Autoclaving of products requires simultaneous heating and moistening, whether or not under pressure. In 90% of cases, multiple batch systems are used, each equipped with direct steam injection. It goes without saying that autoclaving is an energy-intensive manufacturing step. In our systems, we focus special attention on the tightness of the autoclave/wetting rooms, automation, homogenization of the internal atmosphere, steam recovery between the different autoclaves and energy recovery of the flashed condensate. To minimize the load on the water treatment, we typically work with indirect cooling (free cooling) of the contaminated water.
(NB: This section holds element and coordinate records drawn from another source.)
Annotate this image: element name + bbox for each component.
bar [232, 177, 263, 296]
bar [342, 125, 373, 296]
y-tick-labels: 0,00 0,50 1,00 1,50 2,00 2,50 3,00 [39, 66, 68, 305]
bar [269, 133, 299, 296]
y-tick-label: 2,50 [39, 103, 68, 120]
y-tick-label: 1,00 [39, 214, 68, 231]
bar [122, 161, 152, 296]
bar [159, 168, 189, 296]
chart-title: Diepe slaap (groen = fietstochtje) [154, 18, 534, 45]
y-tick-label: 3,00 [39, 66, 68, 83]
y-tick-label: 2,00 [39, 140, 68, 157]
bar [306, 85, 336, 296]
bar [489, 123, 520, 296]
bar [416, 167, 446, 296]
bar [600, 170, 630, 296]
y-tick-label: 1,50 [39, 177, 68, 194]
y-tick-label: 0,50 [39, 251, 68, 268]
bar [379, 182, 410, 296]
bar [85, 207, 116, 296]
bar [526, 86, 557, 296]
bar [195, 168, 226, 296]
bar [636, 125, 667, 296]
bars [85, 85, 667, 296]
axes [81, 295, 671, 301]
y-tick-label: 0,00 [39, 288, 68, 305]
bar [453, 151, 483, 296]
Sterilizing – Pasteurisation
Both sterilization and pasteurisation are based on heating of the product to be treated. In the first case, the temperatures are well above 100°C. Pasteurisation happens at lower temperatures. The CEE systems are characterized by the fact that they are not batch processes, which facilitates heat-and water recovery. By systematically applying the counter-flow principle, heat requirements are at lower temperatures and installations can work on waste heat. This heat may come from other production processes or a CHP plant. It goes without saying that the installations comply with food sector requirements.
Chemical production processes may include both endothermic and exothermic reaction steps. The chemical reactors must above all be functional for, but must also be optimally supplied with (inexpensive) heat and cold. CEE developed reactors with an external circulation process for heating/cooling of the reagents, in combination with heat and cold storage. The cooling of one reactor can for instance be used to heat another.
As a result, all reactors can be supplied with minimal residual energy. It goes without saying that maximum flexibility and usability are taken into account.